Graphene has arisen as a promising plasmonic material due to its potential applications to optoelectronics. In particular, its peculiar electric structure, with linear dispersion and vanishing of the density of states at the Fermi level, lead to a high electrostatic tunability, as well as large confinement of its plasmons.
Inelastic plasmon losses in graphene are still not well understood. Scattering by impurities [1] are known to dominate in typical plasmonic samples with mobilities <10,000 cm2/(V s), although scattering by zigzag edges in small structures can also produce large plasmon damping, while coupling to phonons have also predicted to be significant in extended graphene [2, 3].

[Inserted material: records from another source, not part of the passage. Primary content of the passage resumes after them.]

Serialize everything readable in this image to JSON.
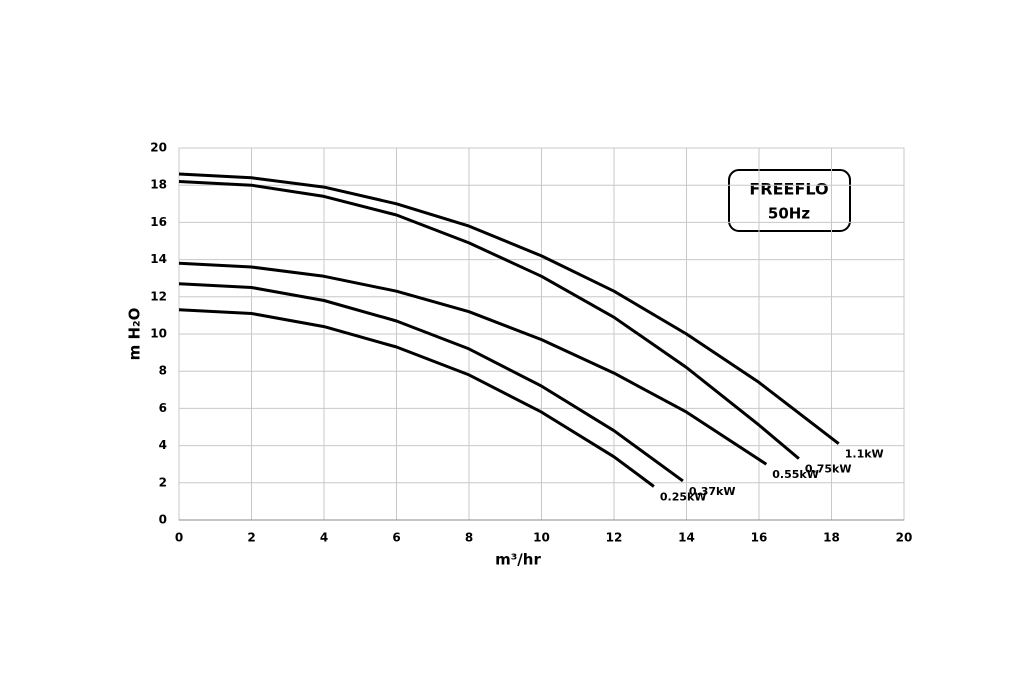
{
  "chart_data": {
    "type": "line",
    "xlabel": "m³/hr",
    "ylabel": "m H₂O",
    "annotations": [
      "FREEFLO",
      "50Hz"
    ],
    "xlim": [
      0,
      20
    ],
    "xticks": [
      0,
      2,
      4,
      6,
      8,
      10,
      12,
      14,
      16,
      18,
      20
    ],
    "ylim": [
      0,
      20
    ],
    "yticks": [
      0,
      2,
      4,
      6,
      8,
      10,
      12,
      14,
      16,
      18,
      20
    ],
    "grid": true,
    "series": [
      {
        "name": "1.1kW",
        "color": "#000000",
        "x": [
          0,
          2,
          4,
          6,
          8,
          10,
          12,
          14,
          16,
          18.2
        ],
        "values": [
          18.6,
          18.4,
          17.9,
          17.0,
          15.8,
          14.2,
          12.3,
          10.0,
          7.4,
          4.1
        ]
      },
      {
        "name": "0.75kW",
        "color": "#000000",
        "x": [
          0,
          2,
          4,
          6,
          8,
          10,
          12,
          14,
          16,
          17.1
        ],
        "values": [
          18.2,
          18.0,
          17.4,
          16.4,
          14.9,
          13.1,
          10.9,
          8.2,
          5.1,
          3.3
        ]
      },
      {
        "name": "0.55kW",
        "color": "#000000",
        "x": [
          0,
          2,
          4,
          6,
          8,
          10,
          12,
          14,
          16.2
        ],
        "values": [
          13.8,
          13.6,
          13.1,
          12.3,
          11.2,
          9.7,
          7.9,
          5.8,
          3.0
        ]
      },
      {
        "name": "0.37kW",
        "color": "#000000",
        "x": [
          0,
          2,
          4,
          6,
          8,
          10,
          12,
          13.9
        ],
        "values": [
          12.7,
          12.5,
          11.8,
          10.7,
          9.2,
          7.2,
          4.8,
          2.1
        ]
      },
      {
        "name": "0.25kW",
        "color": "#000000",
        "x": [
          0,
          2,
          4,
          6,
          8,
          10,
          12,
          13.1
        ],
        "values": [
          11.3,
          11.1,
          10.4,
          9.3,
          7.8,
          5.8,
          3.4,
          1.8
        ]
      }
    ]
  }
}
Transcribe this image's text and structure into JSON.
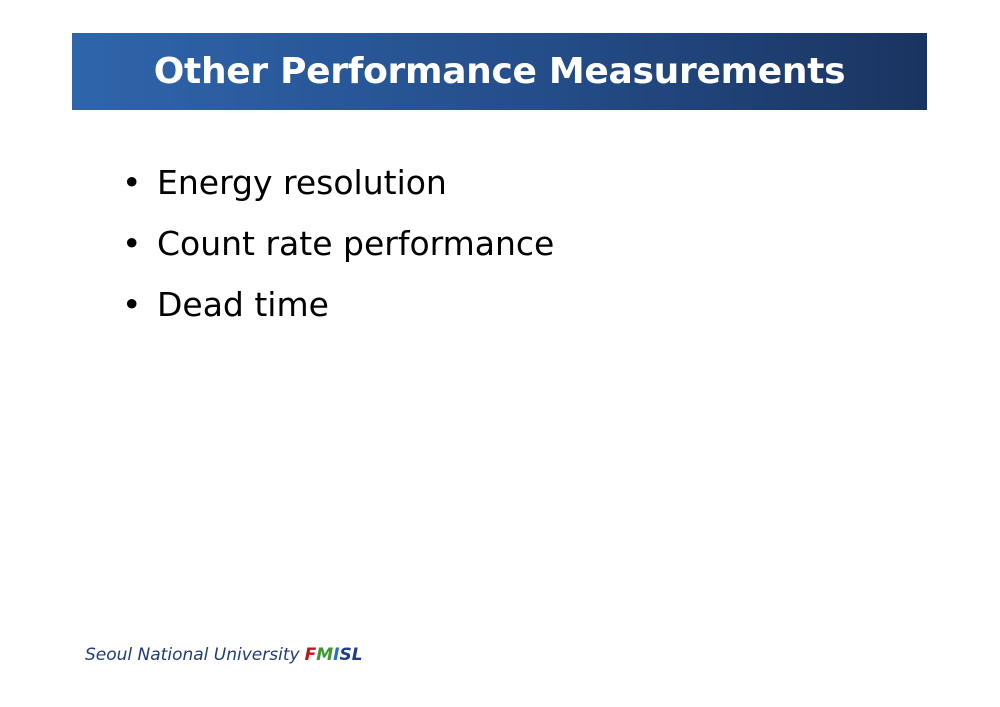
{
  "header": {
    "title": "Other Performance Measurements"
  },
  "bullets": [
    "Energy resolution",
    "Count rate performance",
    "Dead time"
  ],
  "footer": {
    "text": "Seoul National University",
    "logo": [
      "F",
      "M",
      "I",
      "S",
      "L"
    ]
  }
}
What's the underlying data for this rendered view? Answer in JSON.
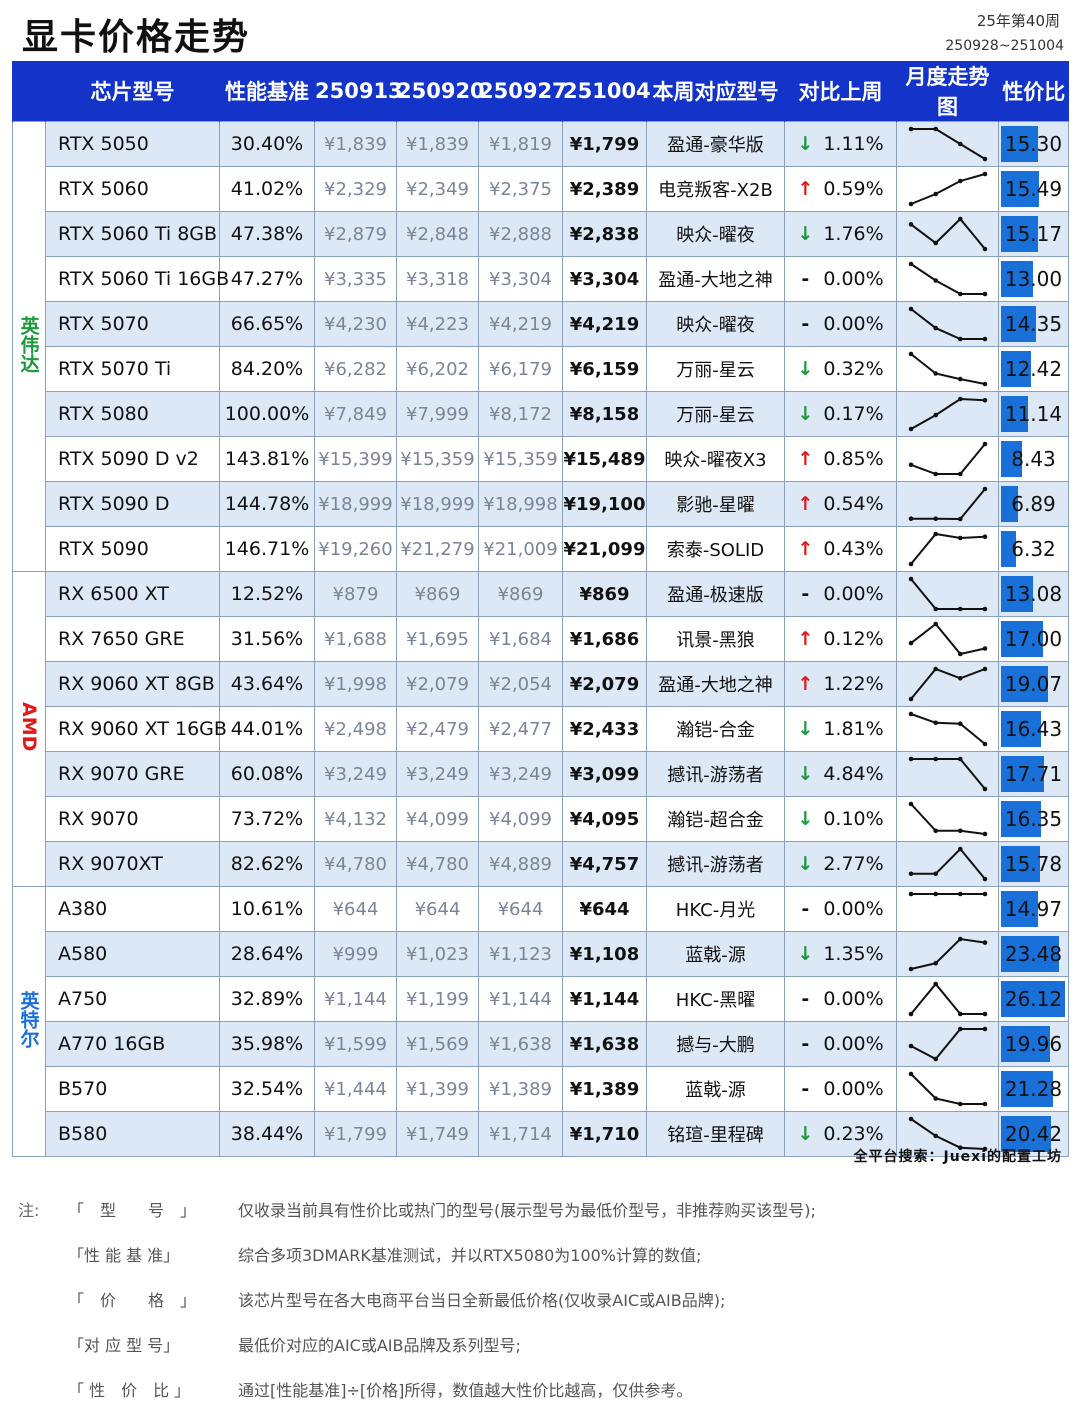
{
  "header": {
    "title": "显卡价格走势",
    "week": "25年第40周",
    "date_range": "250928~251004"
  },
  "columns": [
    "芯片型号",
    "性能基准",
    "250913",
    "250920",
    "250927",
    "251004",
    "本周对应型号",
    "对比上周",
    "月度走势图",
    "性价比"
  ],
  "groups": [
    {
      "name": "英伟达",
      "color": "#1a9a3a",
      "start": 0,
      "count": 10
    },
    {
      "name": "AMD",
      "color": "#e01919",
      "start": 10,
      "count": 7
    },
    {
      "name": "英特尔",
      "color": "#1a6fd8",
      "start": 17,
      "count": 6
    }
  ],
  "rows": [
    {
      "model": "RTX 5050",
      "perf": "30.40%",
      "p1": "¥1,839",
      "p2": "¥1,839",
      "p3": "¥1,819",
      "cur": "¥1,799",
      "brand": "盈通-豪华版",
      "dir": "down",
      "change": "1.11%",
      "ratio": "15.30",
      "ratio_value": 15.3,
      "trend": [
        1839,
        1839,
        1819,
        1799
      ]
    },
    {
      "model": "RTX 5060",
      "perf": "41.02%",
      "p1": "¥2,329",
      "p2": "¥2,349",
      "p3": "¥2,375",
      "cur": "¥2,389",
      "brand": "电竞叛客-X2B",
      "dir": "up",
      "change": "0.59%",
      "ratio": "15.49",
      "ratio_value": 15.49,
      "trend": [
        2329,
        2349,
        2375,
        2389
      ]
    },
    {
      "model": "RTX 5060 Ti 8GB",
      "perf": "47.38%",
      "p1": "¥2,879",
      "p2": "¥2,848",
      "p3": "¥2,888",
      "cur": "¥2,838",
      "brand": "映众-曜夜",
      "dir": "down",
      "change": "1.76%",
      "ratio": "15.17",
      "ratio_value": 15.17,
      "trend": [
        2879,
        2848,
        2888,
        2838
      ]
    },
    {
      "model": "RTX 5060 Ti 16GB",
      "perf": "47.27%",
      "p1": "¥3,335",
      "p2": "¥3,318",
      "p3": "¥3,304",
      "cur": "¥3,304",
      "brand": "盈通-大地之神",
      "dir": "flat",
      "change": "0.00%",
      "ratio": "13.00",
      "ratio_value": 13.0,
      "trend": [
        3335,
        3318,
        3304,
        3304
      ]
    },
    {
      "model": "RTX 5070",
      "perf": "66.65%",
      "p1": "¥4,230",
      "p2": "¥4,223",
      "p3": "¥4,219",
      "cur": "¥4,219",
      "brand": "映众-曜夜",
      "dir": "flat",
      "change": "0.00%",
      "ratio": "14.35",
      "ratio_value": 14.35,
      "trend": [
        4230,
        4223,
        4219,
        4219
      ]
    },
    {
      "model": "RTX 5070 Ti",
      "perf": "84.20%",
      "p1": "¥6,282",
      "p2": "¥6,202",
      "p3": "¥6,179",
      "cur": "¥6,159",
      "brand": "万丽-星云",
      "dir": "down",
      "change": "0.32%",
      "ratio": "12.42",
      "ratio_value": 12.42,
      "trend": [
        6282,
        6202,
        6179,
        6159
      ]
    },
    {
      "model": "RTX 5080",
      "perf": "100.00%",
      "p1": "¥7,849",
      "p2": "¥7,999",
      "p3": "¥8,172",
      "cur": "¥8,158",
      "brand": "万丽-星云",
      "dir": "down",
      "change": "0.17%",
      "ratio": "11.14",
      "ratio_value": 11.14,
      "trend": [
        7849,
        7999,
        8172,
        8158
      ]
    },
    {
      "model": "RTX 5090 D v2",
      "perf": "143.81%",
      "p1": "¥15,399",
      "p2": "¥15,359",
      "p3": "¥15,359",
      "cur": "¥15,489",
      "brand": "映众-曜夜X3",
      "dir": "up",
      "change": "0.85%",
      "ratio": "8.43",
      "ratio_value": 8.43,
      "trend": [
        15399,
        15359,
        15359,
        15489
      ]
    },
    {
      "model": "RTX 5090 D",
      "perf": "144.78%",
      "p1": "¥18,999",
      "p2": "¥18,999",
      "p3": "¥18,998",
      "cur": "¥19,100",
      "brand": "影驰-星曜",
      "dir": "up",
      "change": "0.54%",
      "ratio": "6.89",
      "ratio_value": 6.89,
      "trend": [
        18999,
        18999,
        18998,
        19100
      ]
    },
    {
      "model": "RTX 5090",
      "perf": "146.71%",
      "p1": "¥19,260",
      "p2": "¥21,279",
      "p3": "¥21,009",
      "cur": "¥21,099",
      "brand": "索泰-SOLID",
      "dir": "up",
      "change": "0.43%",
      "ratio": "6.32",
      "ratio_value": 6.32,
      "trend": [
        19260,
        21279,
        21009,
        21099
      ]
    },
    {
      "model": "RX 6500 XT",
      "perf": "12.52%",
      "p1": "¥879",
      "p2": "¥869",
      "p3": "¥869",
      "cur": "¥869",
      "brand": "盈通-极速版",
      "dir": "flat",
      "change": "0.00%",
      "ratio": "13.08",
      "ratio_value": 13.08,
      "trend": [
        879,
        869,
        869,
        869
      ]
    },
    {
      "model": "RX 7650 GRE",
      "perf": "31.56%",
      "p1": "¥1,688",
      "p2": "¥1,695",
      "p3": "¥1,684",
      "cur": "¥1,686",
      "brand": "讯景-黑狼",
      "dir": "up",
      "change": "0.12%",
      "ratio": "17.00",
      "ratio_value": 17.0,
      "trend": [
        1688,
        1695,
        1684,
        1686
      ]
    },
    {
      "model": "RX 9060 XT 8GB",
      "perf": "43.64%",
      "p1": "¥1,998",
      "p2": "¥2,079",
      "p3": "¥2,054",
      "cur": "¥2,079",
      "brand": "盈通-大地之神",
      "dir": "up",
      "change": "1.22%",
      "ratio": "19.07",
      "ratio_value": 19.07,
      "trend": [
        1998,
        2079,
        2054,
        2079
      ]
    },
    {
      "model": "RX 9060 XT 16GB",
      "perf": "44.01%",
      "p1": "¥2,498",
      "p2": "¥2,479",
      "p3": "¥2,477",
      "cur": "¥2,433",
      "brand": "瀚铠-合金",
      "dir": "down",
      "change": "1.81%",
      "ratio": "16.43",
      "ratio_value": 16.43,
      "trend": [
        2498,
        2479,
        2477,
        2433
      ]
    },
    {
      "model": "RX 9070 GRE",
      "perf": "60.08%",
      "p1": "¥3,249",
      "p2": "¥3,249",
      "p3": "¥3,249",
      "cur": "¥3,099",
      "brand": "撼讯-游荡者",
      "dir": "down",
      "change": "4.84%",
      "ratio": "17.71",
      "ratio_value": 17.71,
      "trend": [
        3249,
        3249,
        3249,
        3099
      ]
    },
    {
      "model": "RX 9070",
      "perf": "73.72%",
      "p1": "¥4,132",
      "p2": "¥4,099",
      "p3": "¥4,099",
      "cur": "¥4,095",
      "brand": "瀚铠-超合金",
      "dir": "down",
      "change": "0.10%",
      "ratio": "16.35",
      "ratio_value": 16.35,
      "trend": [
        4132,
        4099,
        4099,
        4095
      ]
    },
    {
      "model": "RX 9070XT",
      "perf": "82.62%",
      "p1": "¥4,780",
      "p2": "¥4,780",
      "p3": "¥4,889",
      "cur": "¥4,757",
      "brand": "撼讯-游荡者",
      "dir": "down",
      "change": "2.77%",
      "ratio": "15.78",
      "ratio_value": 15.78,
      "trend": [
        4780,
        4780,
        4889,
        4757
      ]
    },
    {
      "model": "A380",
      "perf": "10.61%",
      "p1": "¥644",
      "p2": "¥644",
      "p3": "¥644",
      "cur": "¥644",
      "brand": "HKC-月光",
      "dir": "flat",
      "change": "0.00%",
      "ratio": "14.97",
      "ratio_value": 14.97,
      "trend": [
        644,
        644,
        644,
        644
      ]
    },
    {
      "model": "A580",
      "perf": "28.64%",
      "p1": "¥999",
      "p2": "¥1,023",
      "p3": "¥1,123",
      "cur": "¥1,108",
      "brand": "蓝戟-源",
      "dir": "down",
      "change": "1.35%",
      "ratio": "23.48",
      "ratio_value": 23.48,
      "trend": [
        999,
        1023,
        1123,
        1108
      ]
    },
    {
      "model": "A750",
      "perf": "32.89%",
      "p1": "¥1,144",
      "p2": "¥1,199",
      "p3": "¥1,144",
      "cur": "¥1,144",
      "brand": "HKC-黑曜",
      "dir": "flat",
      "change": "0.00%",
      "ratio": "26.12",
      "ratio_value": 26.12,
      "trend": [
        1144,
        1199,
        1144,
        1144
      ]
    },
    {
      "model": "A770 16GB",
      "perf": "35.98%",
      "p1": "¥1,599",
      "p2": "¥1,569",
      "p3": "¥1,638",
      "cur": "¥1,638",
      "brand": "撼与-大鹏",
      "dir": "flat",
      "change": "0.00%",
      "ratio": "19.96",
      "ratio_value": 19.96,
      "trend": [
        1599,
        1569,
        1638,
        1638
      ]
    },
    {
      "model": "B570",
      "perf": "32.54%",
      "p1": "¥1,444",
      "p2": "¥1,399",
      "p3": "¥1,389",
      "cur": "¥1,389",
      "brand": "蓝戟-源",
      "dir": "flat",
      "change": "0.00%",
      "ratio": "21.28",
      "ratio_value": 21.28,
      "trend": [
        1444,
        1399,
        1389,
        1389
      ]
    },
    {
      "model": "B580",
      "perf": "38.44%",
      "p1": "¥1,799",
      "p2": "¥1,749",
      "p3": "¥1,714",
      "cur": "¥1,710",
      "brand": "铭瑄-里程碑",
      "dir": "down",
      "change": "0.23%",
      "ratio": "20.42",
      "ratio_value": 20.42,
      "trend": [
        1799,
        1749,
        1714,
        1710
      ]
    }
  ],
  "arrows": {
    "up": "↑",
    "down": "↓",
    "flat": "-"
  },
  "ratio_max": 26.12,
  "footer": "全平台搜索：Juexi的配置工坊",
  "notes": {
    "prefix": "注:",
    "items": [
      {
        "key": "「　型　　号　」",
        "text": "仅收录当前具有性价比或热门的型号(展示型号为最低价型号，非推荐购买该型号);"
      },
      {
        "key": "「性 能 基 准」",
        "text": "综合多项3DMARK基准测试，并以RTX5080为100%计算的数值;"
      },
      {
        "key": "「　价　　格　」",
        "text": "该芯片型号在各大电商平台当日全新最低价格(仅收录AIC或AIB品牌);"
      },
      {
        "key": "「对 应 型 号」",
        "text": "最低价对应的AIC或AIB品牌及系列型号;"
      },
      {
        "key": "「 性　价　比 」",
        "text": "通过[性能基准]÷[价格]所得，数值越大性价比越高，仅供参考。"
      }
    ]
  }
}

Here, we concentrate on the coupling between plasmons and phonons in graphene nanoislands, and study the contribution of this channel to plasmon decay as a function of the size of the island. We describe the graphene using a tight-binding model for the electronic structure [4], combined with a mean-field approach for the response, which we calculate in perturbation theory to the lowest order needed to sustain the plasmon and its losses to phonons. The latter are described by only including the stretching C-C mode, which accounts for the main characteristics of the optical-phonon branches [5]. We find the phonon-loss mechanism to increase with the size of the island as well as with the number of doping charge carriers. Interestingly, the spatial distribution of the dominant phonon modes shows strong deviations with respect to the regions of maximum plasmon charge density.
References
[1] Bostwick, A., Ohta, T., Seyller, T., Horn, K. Rotenberg, E., Nat Phys 3, 36–40 (2006).
[2] M Jablan, H Buljan, and M Soljačić, Phys. Rev. B 80, 245435 (2009)
[3] Principi, A., Carrega M, Lundeberg, M. et al. arXiv:1408.1653 (2014)
[4] Manjavacas, A., Marchesin, F. Thongrattanasiri, S., ACS Nano 7 (4) (2013).
[5] Viola Kusminskiy, S., Campbell, D.K., Castro Neto, A. H., Phys. Rev. B 80, 035401 (2009).